None of which is to say things don’t look positive. Far from it. Generative AI, social commerce and advanced data analytics will allow for hyper-personalisation, providing significant opportunities for both agencies and brands, believes Adams. Meanwhile, digital and OOH advertising will be key drivers of growth. And as the UAE’s economy continues to expand and consumer spending increases, the country is likely to see an increase in demand for advertising across various industries, including technology, start-ups, government, retail, hospitality and tourism, adds Abouchacra.
"There is still good growth to be had in the UAE and the market seems buoyant,” says Marchant, who remains cautiously optimistic. “You just have to review my inbox for RFP invitation emails to know this. We are also seeing decent organic growth from existing clients who ask us to add a new specialism and/or new brand to our existing scope. There is naturally an influx of social only scopes or integrated scopes to handle creative and social through one streamlined team. Government spending is also on the rise, particularly with initiatives like Cop 28 and further investment in the hospitality and tourism sectors. In addition to all of this, try to get a flight to Riyadh on a Sunday or Monday morning and it will confirm that opportunities abound in the kingdom.”
“We see an incredibly bright future for the market here, but we know we can’t take our foot off the pedal.” - Claus Adams, CEO Memac Ogilvy UAE
For Abouchacra, focusing on growth, building capabilities and growing talent will be critical priorities for organisations looking to thrive in the months and years ahead. By investing in these areas, “we can build a strong foundation for long-term success and position ourselves for growth and profitability,” he says.

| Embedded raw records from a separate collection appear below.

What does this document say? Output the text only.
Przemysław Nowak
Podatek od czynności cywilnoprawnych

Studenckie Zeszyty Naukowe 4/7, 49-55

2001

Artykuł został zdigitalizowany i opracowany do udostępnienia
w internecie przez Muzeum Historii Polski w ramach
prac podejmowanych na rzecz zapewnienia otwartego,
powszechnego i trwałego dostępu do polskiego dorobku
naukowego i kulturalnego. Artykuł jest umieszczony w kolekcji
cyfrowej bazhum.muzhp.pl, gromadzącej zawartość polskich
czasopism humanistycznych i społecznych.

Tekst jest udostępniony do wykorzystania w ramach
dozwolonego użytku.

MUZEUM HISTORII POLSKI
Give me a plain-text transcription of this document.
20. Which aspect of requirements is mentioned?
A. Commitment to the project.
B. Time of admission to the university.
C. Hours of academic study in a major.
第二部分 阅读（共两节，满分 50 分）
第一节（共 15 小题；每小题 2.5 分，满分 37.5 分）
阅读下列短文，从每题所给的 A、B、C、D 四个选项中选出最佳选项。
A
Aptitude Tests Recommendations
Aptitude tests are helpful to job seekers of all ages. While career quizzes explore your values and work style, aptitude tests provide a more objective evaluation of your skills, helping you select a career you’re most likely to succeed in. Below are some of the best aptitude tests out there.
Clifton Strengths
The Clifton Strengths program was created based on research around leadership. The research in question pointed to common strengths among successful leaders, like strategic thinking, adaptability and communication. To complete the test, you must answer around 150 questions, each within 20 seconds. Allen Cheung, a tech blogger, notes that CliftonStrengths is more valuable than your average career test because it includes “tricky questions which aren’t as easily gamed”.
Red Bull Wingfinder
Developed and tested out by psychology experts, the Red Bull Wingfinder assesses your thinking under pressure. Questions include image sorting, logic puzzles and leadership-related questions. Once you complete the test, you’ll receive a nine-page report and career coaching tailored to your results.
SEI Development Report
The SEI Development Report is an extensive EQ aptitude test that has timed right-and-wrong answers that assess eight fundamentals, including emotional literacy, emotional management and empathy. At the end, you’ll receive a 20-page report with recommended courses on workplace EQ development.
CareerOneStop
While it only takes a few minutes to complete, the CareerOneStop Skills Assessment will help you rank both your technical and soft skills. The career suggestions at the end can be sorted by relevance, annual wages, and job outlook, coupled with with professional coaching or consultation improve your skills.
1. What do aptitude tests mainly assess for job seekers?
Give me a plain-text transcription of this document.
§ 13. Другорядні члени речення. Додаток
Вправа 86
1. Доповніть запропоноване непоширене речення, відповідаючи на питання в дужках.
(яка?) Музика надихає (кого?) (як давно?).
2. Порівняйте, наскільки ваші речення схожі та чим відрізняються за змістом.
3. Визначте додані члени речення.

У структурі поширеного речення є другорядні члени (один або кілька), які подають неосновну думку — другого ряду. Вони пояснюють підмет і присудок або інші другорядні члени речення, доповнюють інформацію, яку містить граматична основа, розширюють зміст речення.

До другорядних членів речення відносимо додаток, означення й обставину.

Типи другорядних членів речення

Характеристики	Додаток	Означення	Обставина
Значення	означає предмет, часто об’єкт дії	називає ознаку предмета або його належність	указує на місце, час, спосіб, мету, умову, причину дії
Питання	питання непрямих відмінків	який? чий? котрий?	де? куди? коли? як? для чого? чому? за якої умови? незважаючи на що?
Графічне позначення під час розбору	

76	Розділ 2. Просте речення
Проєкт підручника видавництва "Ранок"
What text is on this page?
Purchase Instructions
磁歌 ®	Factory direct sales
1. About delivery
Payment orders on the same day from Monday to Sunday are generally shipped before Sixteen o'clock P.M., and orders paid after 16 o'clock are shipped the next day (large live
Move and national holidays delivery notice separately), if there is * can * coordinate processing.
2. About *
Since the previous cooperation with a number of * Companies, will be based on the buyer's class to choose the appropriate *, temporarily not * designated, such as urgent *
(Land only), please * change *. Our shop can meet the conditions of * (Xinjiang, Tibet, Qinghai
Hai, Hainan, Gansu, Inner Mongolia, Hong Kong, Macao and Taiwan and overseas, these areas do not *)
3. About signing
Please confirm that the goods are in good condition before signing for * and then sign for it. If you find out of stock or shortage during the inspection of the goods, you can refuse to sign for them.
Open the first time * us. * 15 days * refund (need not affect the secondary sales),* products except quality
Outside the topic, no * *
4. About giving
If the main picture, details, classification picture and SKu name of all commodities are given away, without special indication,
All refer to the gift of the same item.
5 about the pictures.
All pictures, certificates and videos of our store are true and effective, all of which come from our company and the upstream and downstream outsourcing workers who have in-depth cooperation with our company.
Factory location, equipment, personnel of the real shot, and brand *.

It is also clear that building stronger client relationships is a must, adds Balfour. “Clients now demand more customised solutions and increased transparency in agency/client interactions. This is why long-term, collaborative relationships with clients are becoming more important than ever.”
“The future looks bright with countless opportunities for agencies to adapt and innovate in response to the evolving needs and expectations of clients and consumers,” believes Balfour. “Clients are brave in this market and we like that. It’s time to have fun again.”